Instantiating the default belief updater

A default particle-filtering belief update type, DESPOTBeliefUpdater, is provided in the package.

Parameter Type Default Value Description
seed UInt32 42 Random seed used in belief updates
n_particles Int64 500 Number of particles used for belief representation
particle_weight_threshold Float64 1e-20 Smallest viable particle weight
eff_particle_fraction Float64 0.05 Min. fraction of effective particles to avoid resampling

Note that the solver and the belief updater values for n_particles should be the same (execution will be stopped if they are different). It is also recommended to use the same rand_max value.

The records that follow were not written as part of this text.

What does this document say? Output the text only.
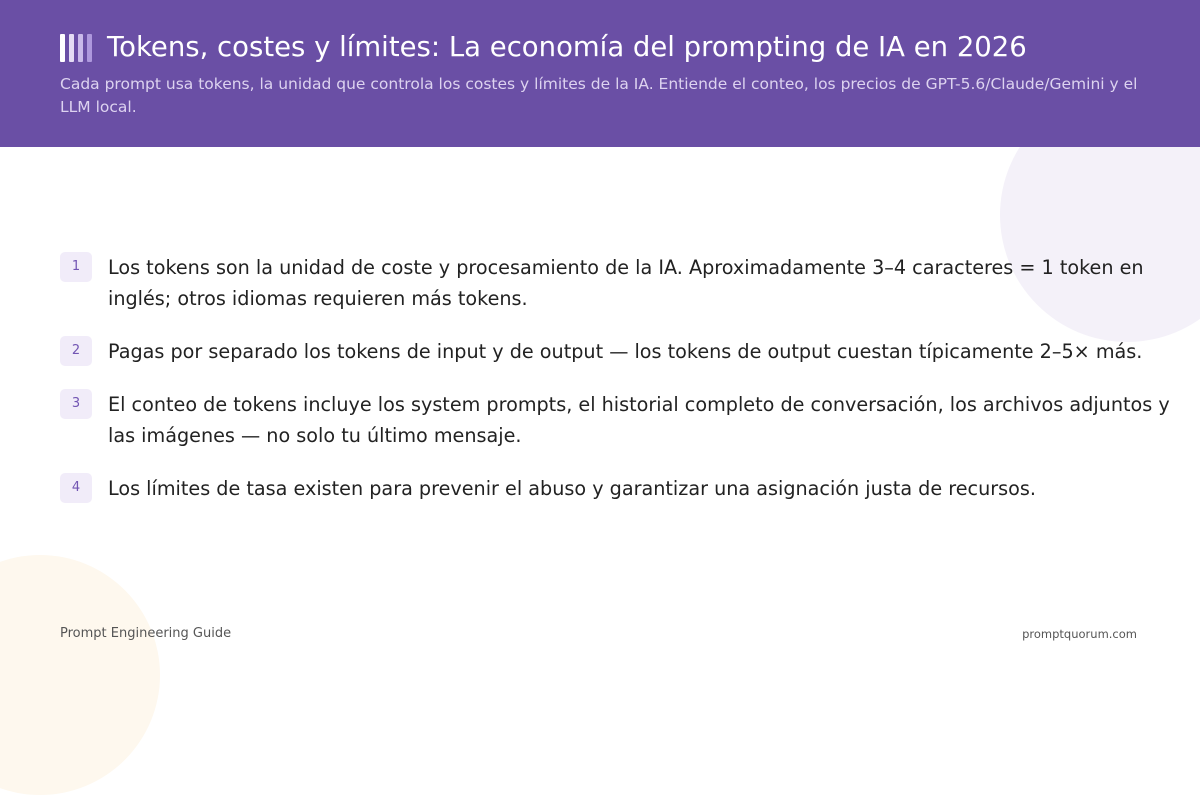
Tokens, costes y límites: La economía del prompting de IA en 2026

Cada prompt usa tokens, la unidad que controla los costes y límites de la IA. Entiende el conteo, los precios de GPT-5.6/Claude/Gemini y el LLM local.

1	Los tokens son la unidad de coste y procesamiento de la IA. Aproximadamente 3–4 caracteres = 1 token en inglés; otros idiomas requieren más tokens.
2	Pagas por separado los tokens de input y de output — los tokens de output cuestan típicamente 2–5× más.
3	El conteo de tokens incluye los system prompts, el historial completo de conversación, los archivos adjuntos y las imágenes — no solo tu último mensaje.
4	Los límites de tasa existen para prevenir el abuso y garantizar una asignación justa de recursos.
Prompt Engineering Guide	promptquorum.com
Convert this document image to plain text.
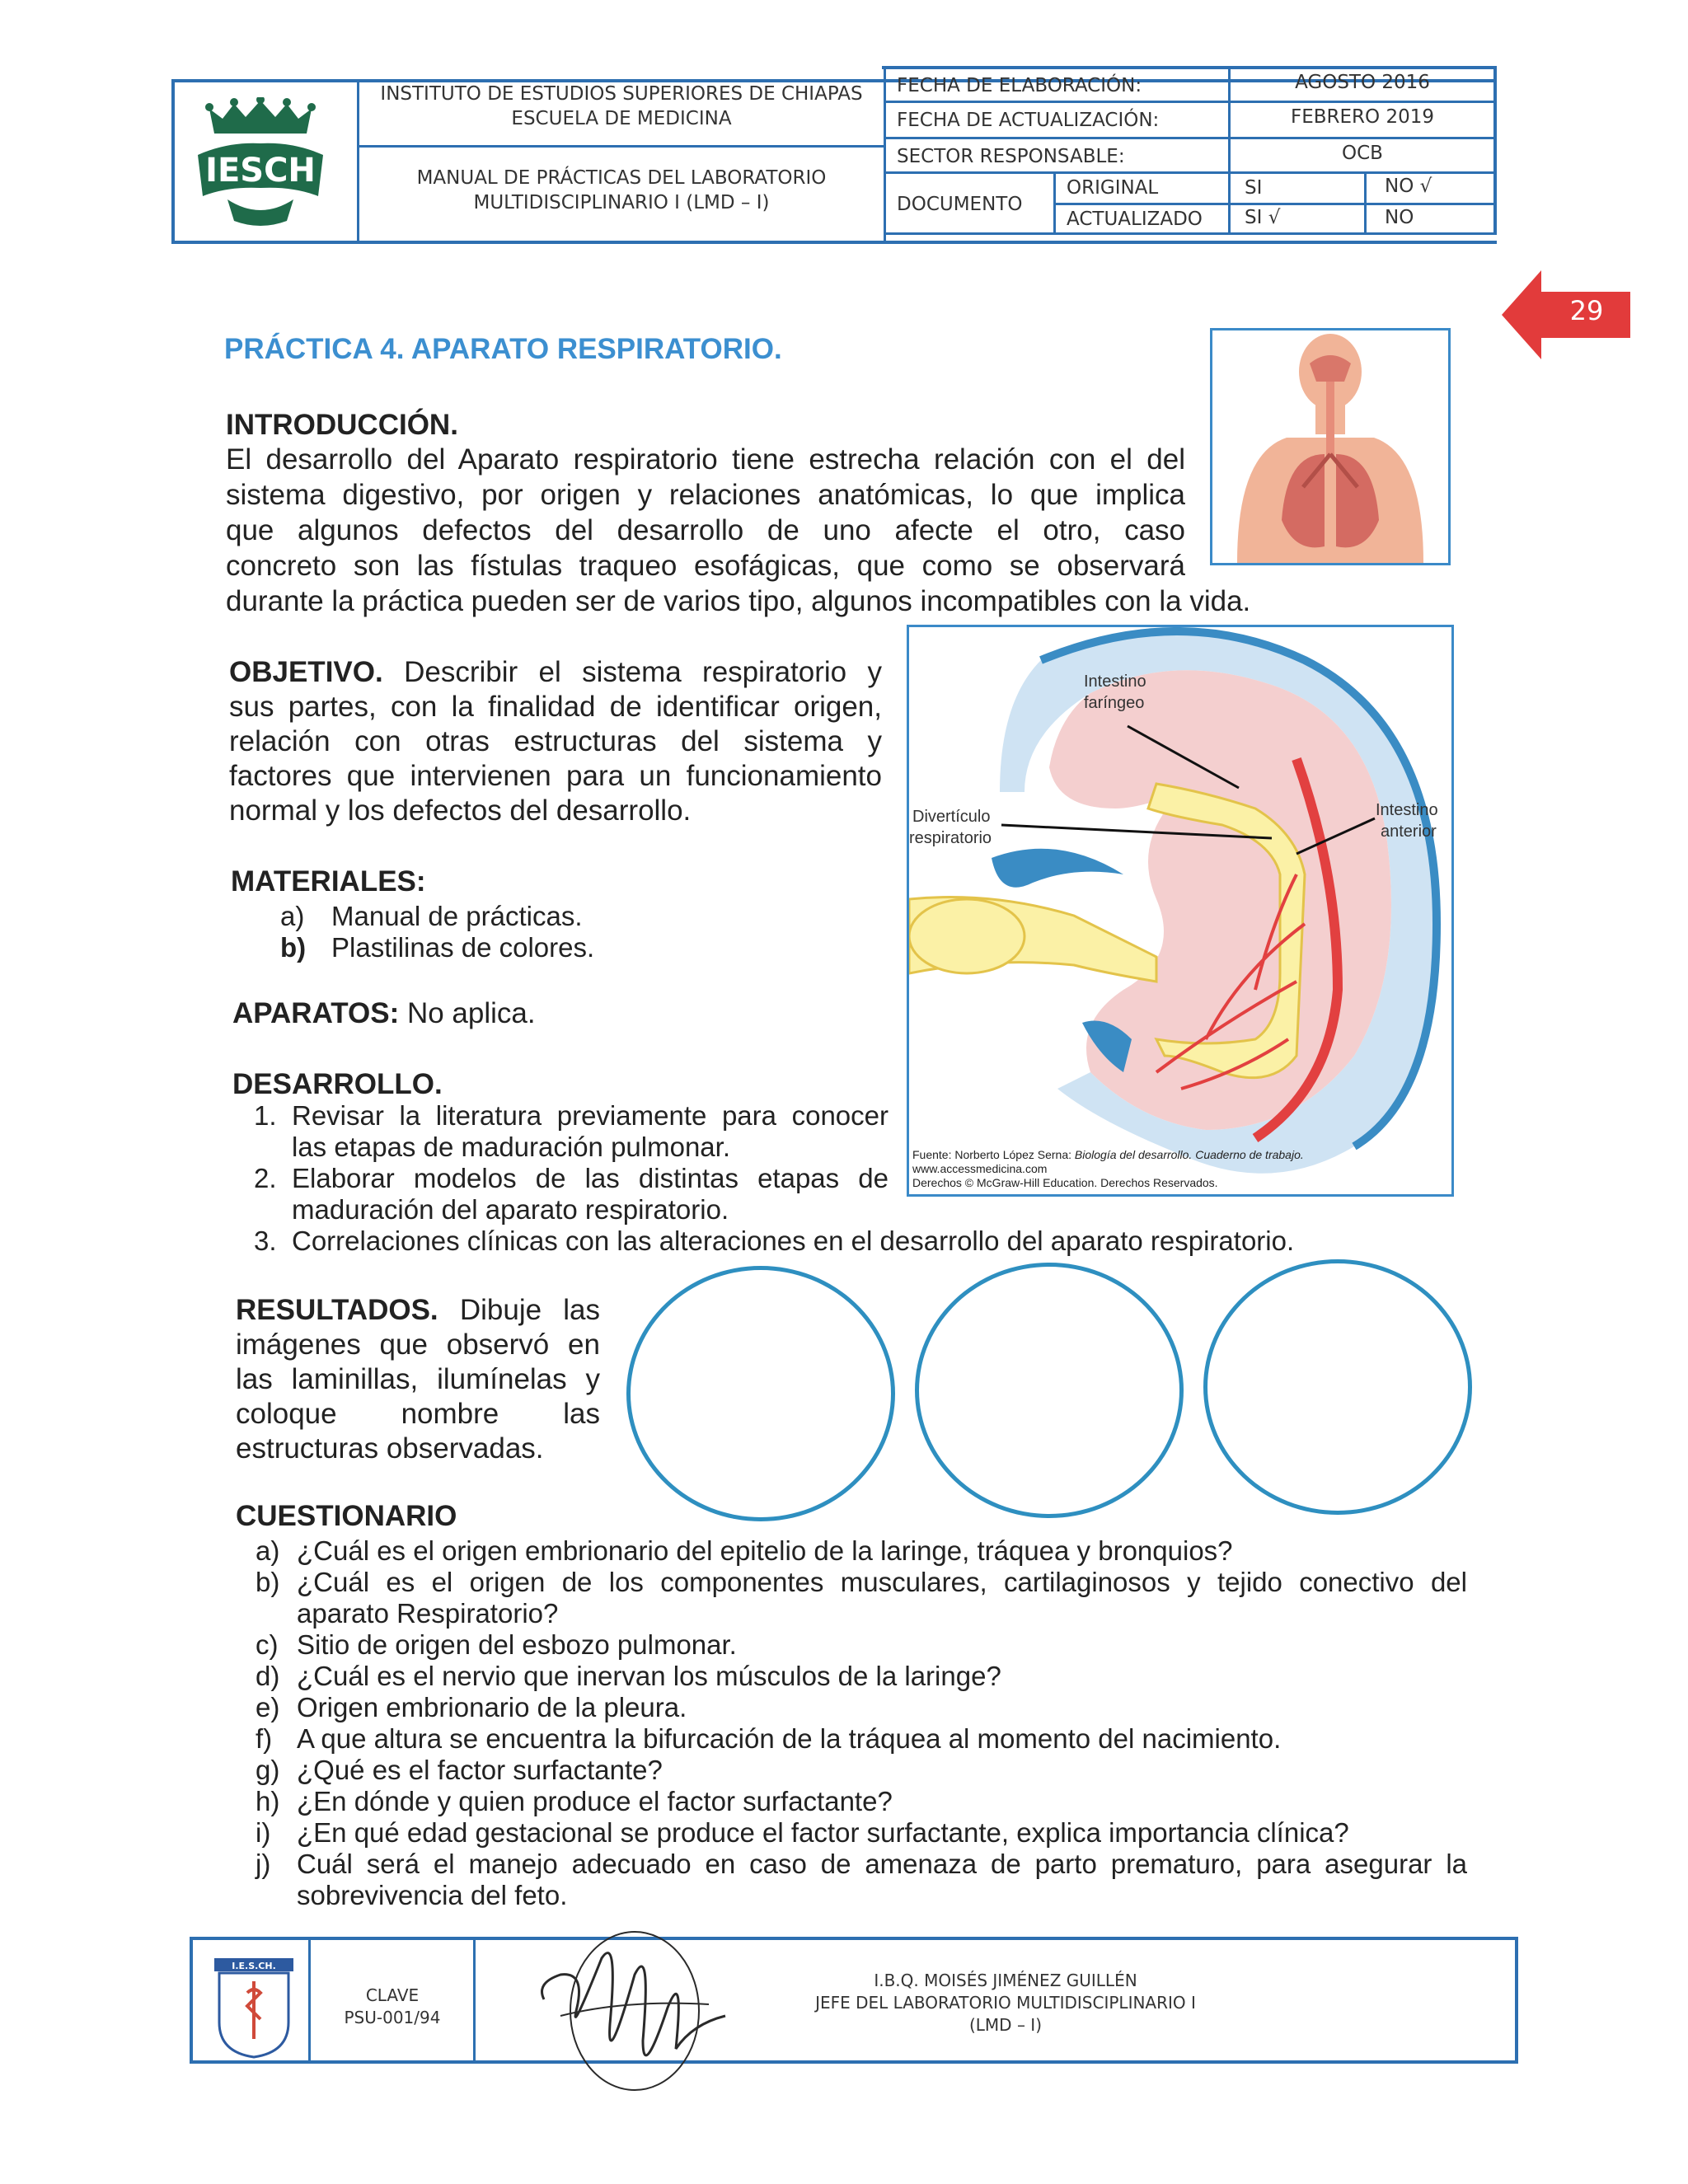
IESCH
INSTITUTO DE ESTUDIOS SUPERIORES DE CHIAPAS
ESCUELA DE MEDICINA
MANUAL DE PRÁCTICAS DEL LABORATORIO
MULTIDISCIPLINARIO I (LMD – I)
FECHA DE ELABORACIÓN:	AGOSTO 2016
FECHA DE ACTUALIZACIÓN:	FEBRERO 2019
SECTOR RESPONSABLE:	OCB
DOCUMENTO
ORIGINAL	SI	NO √
ACTUALIZADO SI √	NO
29
PRÁCTICA 4. APARATO RESPIRATORIO.
INTRODUCCIÓN.
El desarrollo del Aparato respiratorio tiene estrecha relación con el del
sistema digestivo, por origen y relaciones anatómicas, lo que implica
que algunos defectos del desarrollo de uno afecte el otro, caso
concreto son las fístulas traqueo esofágicas, que como se observará
durante la práctica pueden ser de varios tipo, algunos incompatibles con la vida.
OBJETIVO. Describir el sistema respiratorio y
sus partes, con la finalidad de identificar origen,
relación con otras estructuras del sistema y
factores que intervienen para un funcionamiento
normal y los defectos del desarrollo.
MATERIALES:
a) Manual de prácticas.
b) Plastilinas de colores.
APARATOS: No aplica.
DESARROLLO.
1. Revisar la literatura previamente para conocer
las etapas de maduración pulmonar.
2. Elaborar modelos de las distintas etapas de
maduración del aparato respiratorio.
3. Correlaciones clínicas con las alteraciones en el desarrollo del aparato respiratorio.
Intestino
faríngeo
Divertículo
respiratorio
Intestino
anterior
Fuente: Norberto López Serna: Biología del desarrollo. Cuaderno de trabajo.
www.accessmedicina.com
Derechos © McGraw-Hill Education. Derechos Reservados.
RESULTADOS. Dibuje las
imágenes que observó en
las laminillas, ilumínelas y
coloque nombre las
estructuras observadas.
CUESTIONARIO
a) ¿Cuál es el origen embrionario del epitelio de la laringe, tráquea y bronquios?
b) ¿Cuál es el origen de los componentes musculares, cartilaginosos y tejido conectivo del
aparato Respiratorio?
c) Sitio de origen del esbozo pulmonar.
d) ¿Cuál es el nervio que inervan los músculos de la laringe?
e) Origen embrionario de la pleura.
f) A que altura se encuentra la bifurcación de la tráquea al momento del nacimiento.
g) ¿Qué es el factor surfactante?
h) ¿En dónde y quien produce el factor surfactante?
i) ¿En qué edad gestacional se produce el factor surfactante, explica importancia clínica?
j) Cuál será el manejo adecuado en caso de amenaza de parto prematuro, para asegurar la
sobrevivencia del feto.
I.E.S.CH.
CLAVE
PSU-001/94
I.B.Q. MOISÉS JIMÉNEZ GUILLÉN
JEFE DEL LABORATORIO MULTIDISCIPLINARIO I
(LMD – I)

Custom belief updaters can be used as well, as long as they are based on the DESPOTBelief particle belief type (see DESPOT.jl). Please see POMDPs.jl documentation for information on defining and using belief updaters.

Solver customization

Bounds

A DESPOT solver can be customized with user-provided bounds (which can also be problem-specific).

To define bounds, a user should define a custom type (e.g. MyUpperBound) and implement a function with the following signature

DESPOT.bounds{S}(::MyUpperBound, ::POMDP, ::Vector{DESPOTParticle{S}}, ::DESPOTConfig)

that returns a tuple containing the lower bound and upper bound values. Some examples can be found in pomdps_compatibility_tests.jl, upperBoundNonStochastic.jl, and rockSampleParticleLB.jl.

Running DESPOT on test problems

DESPOT.jl should be compatible with test problems in POMDPModels.jl. So far, however, it has been tested only with the included RockSample.

Rock Sample

To run a RockSample problem in REPL, for example, do the following:

include("runRockSample.jl")
main([grid size],[number of rocks])

Running main() without arguments will execute a simple RockSample example with 4 rocks on a grid size of 4.

Example output for RockSample

Upon successful execution, you should see output of the following form:

********** EXECUTION SUMMARY **********
Number of steps = 11
Undiscounted return = 20.00
Discounted return = 12.62
Runtime = 2.45 sec

Tree Visualization

An example of how to visualize the search tree can be found in test_visualization.jl.

Performance

Benchmarking results for DESPOT (on RockSample) can be found in perflog.md. As more problems are tested with DESPOT, their benchmarks will be included as well.

Bugs

Please feel free to file bug reports and I will try to address them as soon as I am able. Feature requests will be considered as well, but only as time allows.